During the second half of the season, teams learned more from the CoT cars with added testing. Return visits to tracks saw increased overtaking; passing more than doubled in Martinsville's fall race compared to the spring event.
"I think early on there was some skepticism," NASCAR Vice President of Competition Robin Pemberton said. "I think by working with the teams at the various tests we've had, and the soft roll-out, I think the teams have learned to work with it. They've seen the advantages to this car and have seen the advantages to the tightening of the rules and rulebook throughout the year. The drivers understand that the new car is a little more robust, which allows them to approach the race a little differently.
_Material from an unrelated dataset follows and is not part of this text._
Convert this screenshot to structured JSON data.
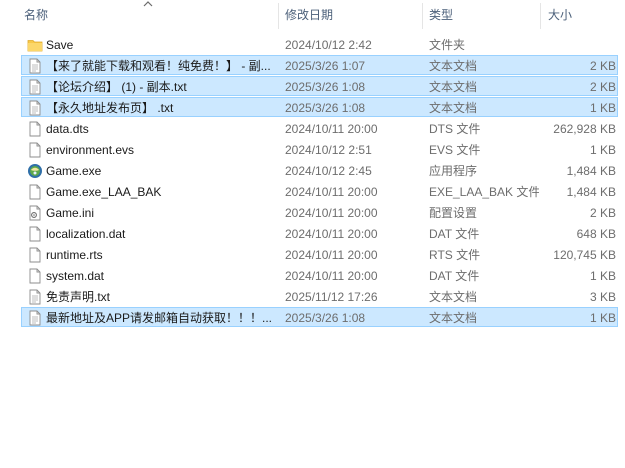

They can race a little harder."
While a few minor issues have sprouted up, NASCAR is not eager to make drastic changes to the CoT for next year. Instead, they continue to keep a close eye on developments and plan to re-evaluate at the end of the 2008 season.
"We're not real anxious to make a lot of changes to the car until it's been to all of the racing facilities that we compete at," Nextel Cup Series Director John Darby said. "You don't want to make a knee-jerk reaction because the car had a tendency at Martinsville that may over time prove to be an adverse change as we approach tracks like Atlanta and Texas, and the mile- and-a-halves.
"So, we're going to let the car ride out with the package it's got. Let the best race teams in the world adjust and tweak on it to the best to their knowledge. At the end of '08, we'll have the opportunity to sit back and see if there are any changes that even need to be made."